1980: Crystal Night

Crystal Night #1 (1980) by Sharon Rudahl

This is it: The end of an era. This is the final underground #1 comic Kitchen Sink published, and the transition from underground publisher to indie comics publisher is almost complete. (Kitchen would still go on to publish comics in series already started, like Gay Comix, for a while.)

Well, OK, Harold Hedd: Hitler’s Cocaine would follow four years later, and, yes, that’s a quite underground book, but… it’s full colour, and it’s an outlier, OK? And he’d start a new iteration of Death Rattle in 1985… but those books were more tailored to the direct comics channel, so I’m sticking by my first claim: This is the final new underground comic book Kitchen published.

Rudahl had appeared in a number of anthologies before this (mostly from Kitchen Sink), but this is her first solo book, I believe. I’ve always liked her stories — they’re usually very quirky and on subject matters that you don’t really expect to find in the anthologies she appears in (like bits from the Russian revolution and stuff). She always seems to cram more stuff into the pieces than she has room to… and this book seems to follow the same pattern: It’s just bursting with material. So the story starts on the inside front cover and doesn’t end until the inside back cover.

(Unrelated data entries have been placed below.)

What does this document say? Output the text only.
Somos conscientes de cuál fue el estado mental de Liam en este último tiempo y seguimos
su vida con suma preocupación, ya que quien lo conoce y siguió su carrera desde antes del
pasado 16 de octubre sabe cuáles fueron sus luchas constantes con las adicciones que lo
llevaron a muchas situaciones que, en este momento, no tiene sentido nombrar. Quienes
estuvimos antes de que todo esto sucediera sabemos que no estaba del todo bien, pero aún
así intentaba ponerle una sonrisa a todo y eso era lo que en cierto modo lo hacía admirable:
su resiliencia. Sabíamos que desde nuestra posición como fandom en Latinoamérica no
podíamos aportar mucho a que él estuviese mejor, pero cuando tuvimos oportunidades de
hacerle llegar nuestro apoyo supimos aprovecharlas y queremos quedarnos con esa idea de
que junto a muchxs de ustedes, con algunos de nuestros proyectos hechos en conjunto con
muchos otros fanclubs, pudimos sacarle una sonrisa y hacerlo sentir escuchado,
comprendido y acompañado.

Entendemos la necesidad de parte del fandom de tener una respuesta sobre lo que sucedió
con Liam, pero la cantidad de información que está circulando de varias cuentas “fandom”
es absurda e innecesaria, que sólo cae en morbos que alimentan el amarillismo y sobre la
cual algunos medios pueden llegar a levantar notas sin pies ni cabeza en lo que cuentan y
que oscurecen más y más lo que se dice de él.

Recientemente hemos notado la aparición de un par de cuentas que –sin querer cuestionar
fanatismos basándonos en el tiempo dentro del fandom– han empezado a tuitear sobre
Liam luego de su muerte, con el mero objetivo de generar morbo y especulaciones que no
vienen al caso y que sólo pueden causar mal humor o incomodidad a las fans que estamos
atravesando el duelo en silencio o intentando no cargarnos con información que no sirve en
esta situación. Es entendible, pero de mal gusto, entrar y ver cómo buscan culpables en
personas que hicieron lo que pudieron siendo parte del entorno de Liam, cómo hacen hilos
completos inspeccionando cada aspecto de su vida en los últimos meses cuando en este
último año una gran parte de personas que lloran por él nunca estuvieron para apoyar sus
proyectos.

And the storytelling is, indeed, super-compressed. But… I don’t know how she does this, but this book has a wonderful flow. There’s so much happening that it should take at least four times as many pages to play out, but it doesn’t feel cramped. She keeps the number of characters down to a reasonable number, and gives them, well, character, so all the plot machinations feel like they matter.

And there’s a lot of plot here. I think there’s about three twists? But it doesn’t feel gimmicky — it’s just a riveting science fiction story. After reading it, I felt like I’d watched an epic movie or something.

I do really enjoy Rudahl’s cartooning, too. While there’s a sameness to some of the faces, they’re distinct enough to be functional, while also being charming.

So if we consider this to be Kitchen Sink’s final underground book, they end the era on a high point with one of the best underground books they published.

ComixJoint sayeth:

If you enjoy feminist comics at all, you are sure to enjoy this one-shot tale of love, family, class warfare, deception, loyalty and redemption.

And:

This is currently the most recently published comic book with a new title that I categorized in the underground section. Everything that came after this book was published, I put in the Alternative section.

Wow! We’re in sync here!

Dan Nadel apparently included this in the Art in Time book? He’s got good taste. And I seem to have missed that book? I should get shopping.

This is the fifty-eighth post in the Entire Kitchen Sink blog series.